Walter Konrad Quakernack (July 9, 1907 – October 11, 1946) was an Oberscharführer in the SS during the Nazi era. His SS membership number was 125266. He was tried for war crimes at the second Belsen Trial and executed.

Biography

Quakernack was born in Bielefeld, Germany. He served as a secretary in the Politische Abteilung at Auschwitz concentration camp beginning in June 1940, where he participated in mass murders using the Genickschuss method of firing one bullet into the back of the neck, established by SS-Untersturmführer Ernst Grabner.[1]

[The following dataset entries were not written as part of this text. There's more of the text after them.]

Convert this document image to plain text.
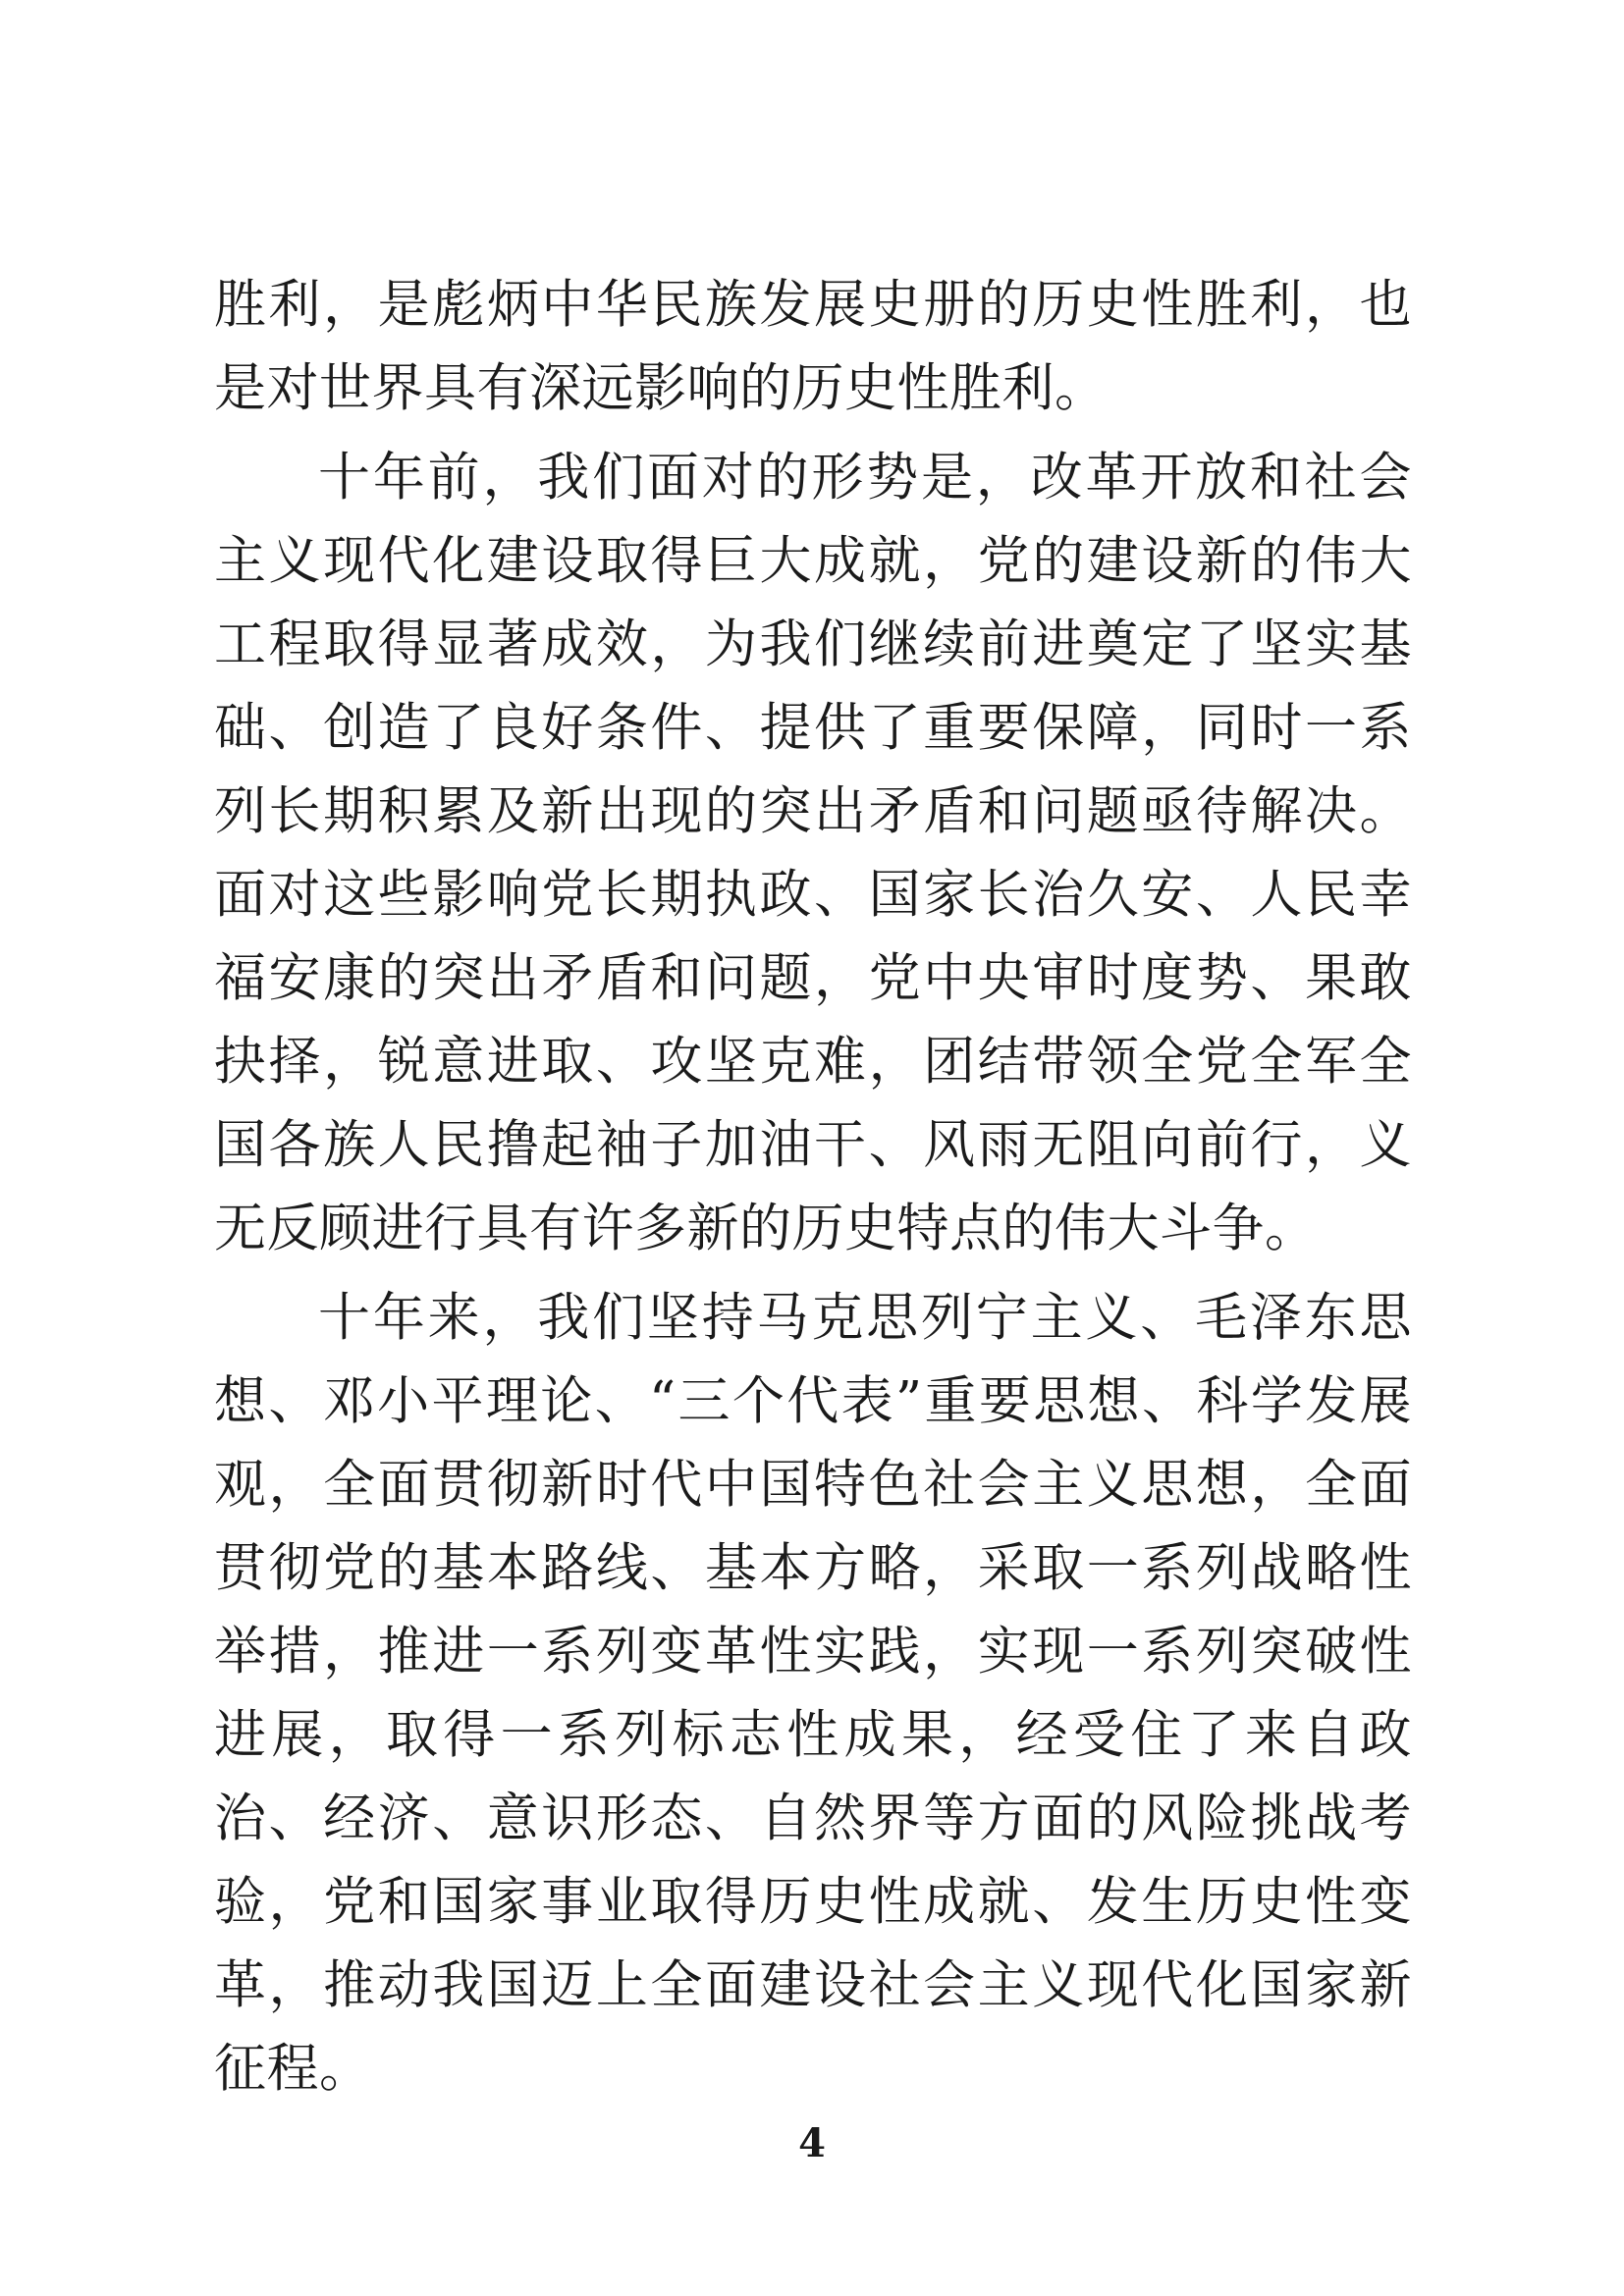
胜利，是彪炳中华民族发展史册的历史性胜利，也是对世界具有深远影响的历史性胜利。

十年前，我们面对的形势是，改革开放和社会主义现代化建设取得巨大成就，党的建设新的伟大工程取得显著成效，为我们继续前进奠定了坚实基础、创造了良好条件、提供了重要保障，同时一系列长期积累及新出现的突出矛盾和问题亟待解决。面对这些影响党长期执政、国家长治久安、人民幸福安康的突出矛盾和问题，党中央审时度势、果敢抉择，锐意进取、攻坚克难，团结带领全党全军全国各族人民撸起袖子加油干、风雨无阻向前行，义无反顾进行具有许多新的历史特点的伟大斗争。

十年来，我们坚持马克思列宁主义、毛泽东思想、邓小平理论、“三个代表”重要思想、科学发展观，全面贯彻新时代中国特色社会主义思想，全面贯彻党的基本路线、基本方略，采取一系列战略性举措，推进一系列变革性实践，实现一系列突破性进展，取得一系列标志性成果，经受住了来自政治、经济、意识形态、自然界等方面的风险挑战考验，党和国家事业取得历史性成就、发生历史性变革，推动我国迈上全面建设社会主义现代化国家新征程。

4
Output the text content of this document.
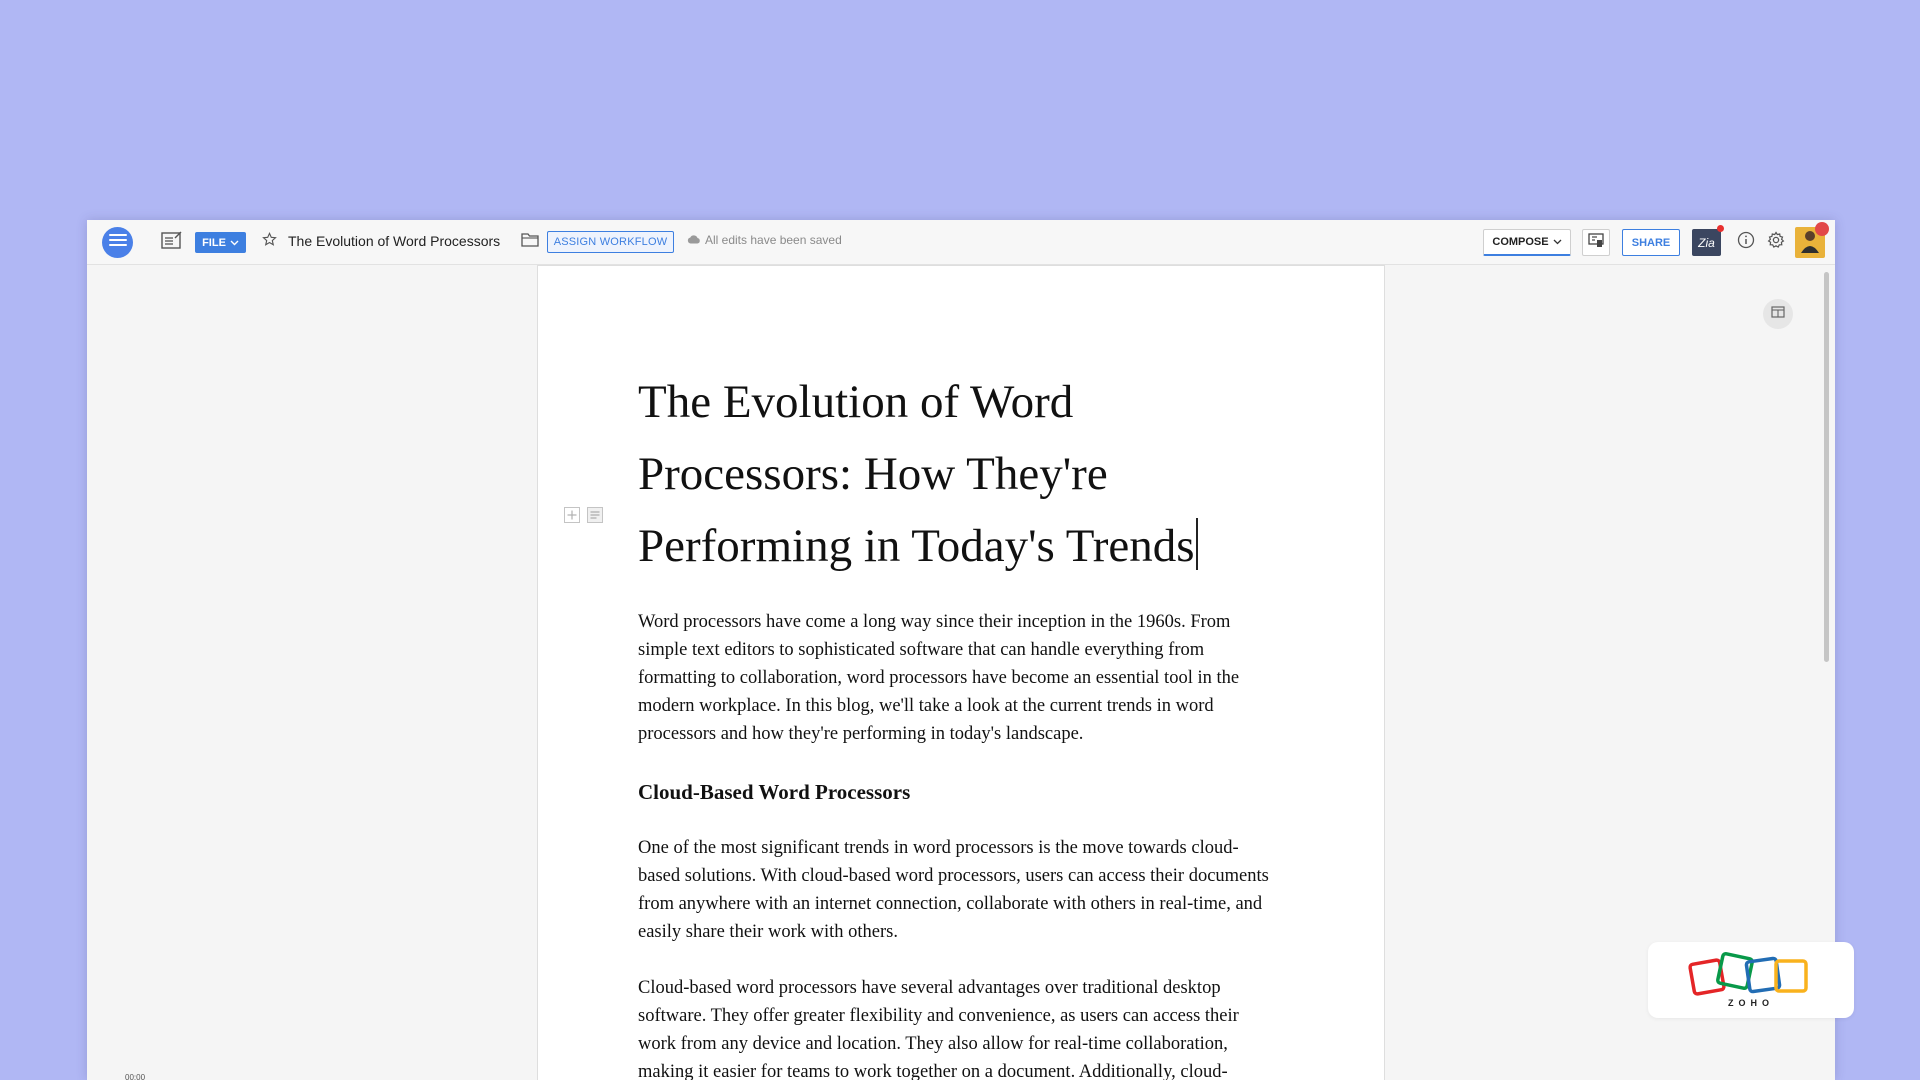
FILE	The Evolution of Word Processors	ASSIGN WORKFLOW	All edits have been saved	COMPOSE	SHARE	Zia
The Evolution of Word Processors: How They're Performing in Today's Trends

Word processors have come a long way since their inception in the 1960s. From simple text editors to sophisticated software that can handle everything from formatting to collaboration, word processors have become an essential tool in the modern workplace. In this blog, we'll take a look at the current trends in word processors and how they're performing in today's landscape.

Cloud-Based Word Processors

One of the most significant trends in word processors is the move towards cloud-based solutions. With cloud-based word processors, users can access their documents from anywhere with an internet connection, collaborate with others in real-time, and easily share their work with others.

Cloud-based word processors have several advantages over traditional desktop software. They offer greater flexibility and convenience, as users can access their work from any device and location. They also allow for real-time collaboration, making it easier for teams to work together on a document. Additionally, cloud-

00:00
ZOHO
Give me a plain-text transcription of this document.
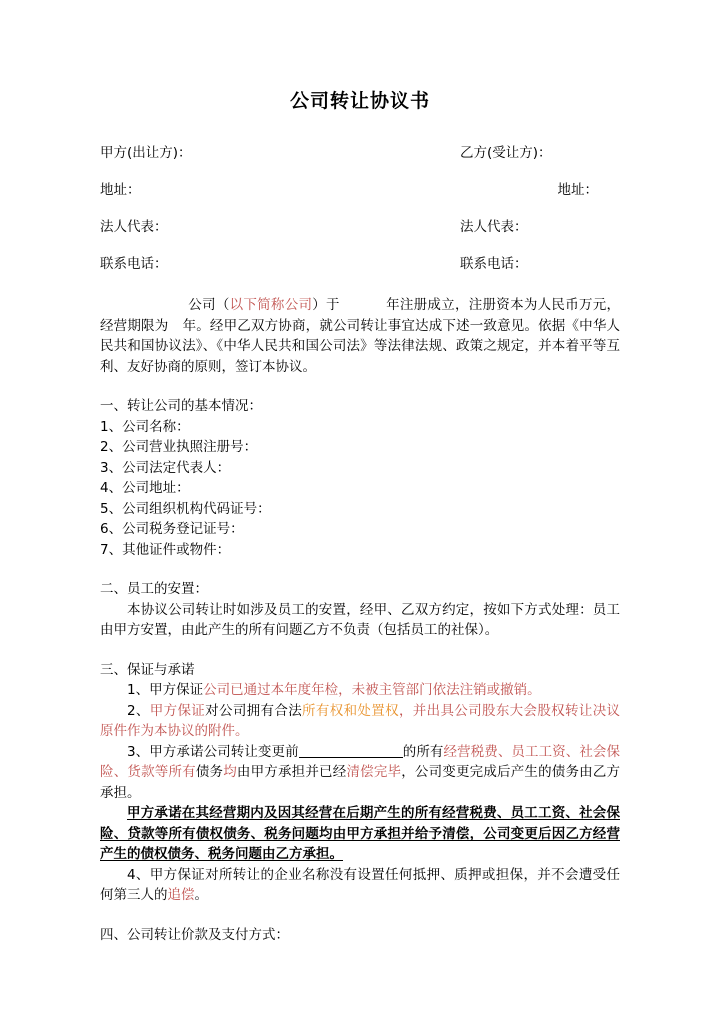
公司转让协议书
甲方(出让方)：	乙方(受让方)：
地址：	地址：
法人代表：	法人代表：
联系电话：	联系电话：

公司（以下简称公司）于	年注册成立，注册资本为人民币万元，经营期限为 年。经甲乙双方协商，就公司转让事宜达成下述一致意见。依据《中华人民共和国协议法》、《中华人民共和国公司法》等法律法规、政策之规定，并本着平等互利、友好协商的原则，签订本协议。

一、转让公司的基本情况：

1、公司名称：

2、公司营业执照注册号：

3、公司法定代表人：

4、公司地址：

5、公司组织机构代码证号：

6、公司税务登记证号：

7、其他证件或物件：

二、员工的安置：

本协议公司转让时如涉及员工的安置，经甲、乙双方约定，按如下方式处理：员工由甲方安置，由此产生的所有问题乙方不负责（包括员工的社保）。

三、保证与承诺

1、甲方保证公司已通过本年度年检，未被主管部门依法注销或撤销。

2、甲方保证对公司拥有合法所有权和处置权，并出具公司股东大会股权转让决议原件作为本协议的附件。

3、甲方承诺公司转让变更前	的所有经营税费、员工工资、社会保险、货款等所有债务均由甲方承担并已经清偿完毕，公司变更完成后产生的债务由乙方承担。

甲方承诺在其经营期内及因其经营在后期产生的所有经营税费、员工工资、社会保险、贷款等所有债权债务、税务问题均由甲方承担并给予清偿，公司变更后因乙方经营产生的债权债务、税务问题由乙方承担。

4、甲方保证对所转让的企业名称没有设置任何抵押、质押或担保，并不会遭受任何第三人的追偿。

四、公司转让价款及支付方式：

Quakernack worked as a team leader in the crematorium at Auschwitz and participated in the gassing of Soviet POWs at the end of 1941. In September 1942, he was promoted to Oberscharführer and awarded the Kriegsverdienstkreuz (War Merit Cross), in September 1943. He was further promoted camp commandant in April 1944 at Arbeitslager Laurahütte, a subcamp of Auschwitz in Siemianowice Śląskie.[2] He also worked at Auschwitz III, known as Monowitz.[3] During his time in Auschwitz, he was known to personally kill prisoners in the following way: the prisoners were led to a big warehouse, Quackernack would then also enter under the influence of alcohol with an MP-40 machine pistol and fire at the prisoners continuously to the moment when they were all dead. Former member of Sonderkommando unit, tasked to get the bodies on trucks and take them to crematorium recalled, that Quackernack was staying in the middle of the warehouse, surrounded by dead bodies, holding an overheated gun, with his uniform entirely red from blood laughing loudly. Quackernack notoriously abused alcohol, so he was barely walking and had numerous outbursts of anger.

On January 23, 1945, he accompanied a death march of 500 prisoners from Auschwitz to the Mühlenberg suburb of Hanover, arriving around February 3, 1945. On April 8, 1945, he was part of a death-march evacuation from Mühlenberg to Bergen-Belsen. On trial during part of the 2nd Belsen Trial, held at Celle and Lüneburg, he was sentenced to death in June 1946 and hanged on October 11, 1946.[3]

Quakernack is mentioned several times in the account of Filip Müller, who worked in a Sonderkommando at Auschwitz and was an eye witness.[4]

References

  1. "The Auschwitz Extermination Camp" University of the West of England, Holocaust archive. Source: "German Crimes in Poland. Volume 1. Central Commission for the Investigation of German Crimes in Poland. Warsaw, 1946" Retrieved May 17, 2010
  2. "Laurahütte" Holocaust website. Retrieved May 17, 2010
  3. 1 2 Timeline of Quackernack's life Retrieved May 17, 2010
  4. Müller, Filip (1999) [1979]. 'Eyewitness Auschwitz - Three Years in the Gas Chambers. trans. Routledge & Kegan Paul Ltd. and Susanne Flatauer. Chicago: Ivan R. Dee & in association with the United States Holocaust Memorial Museum. p. 180. ISBN 1-56663-271-4.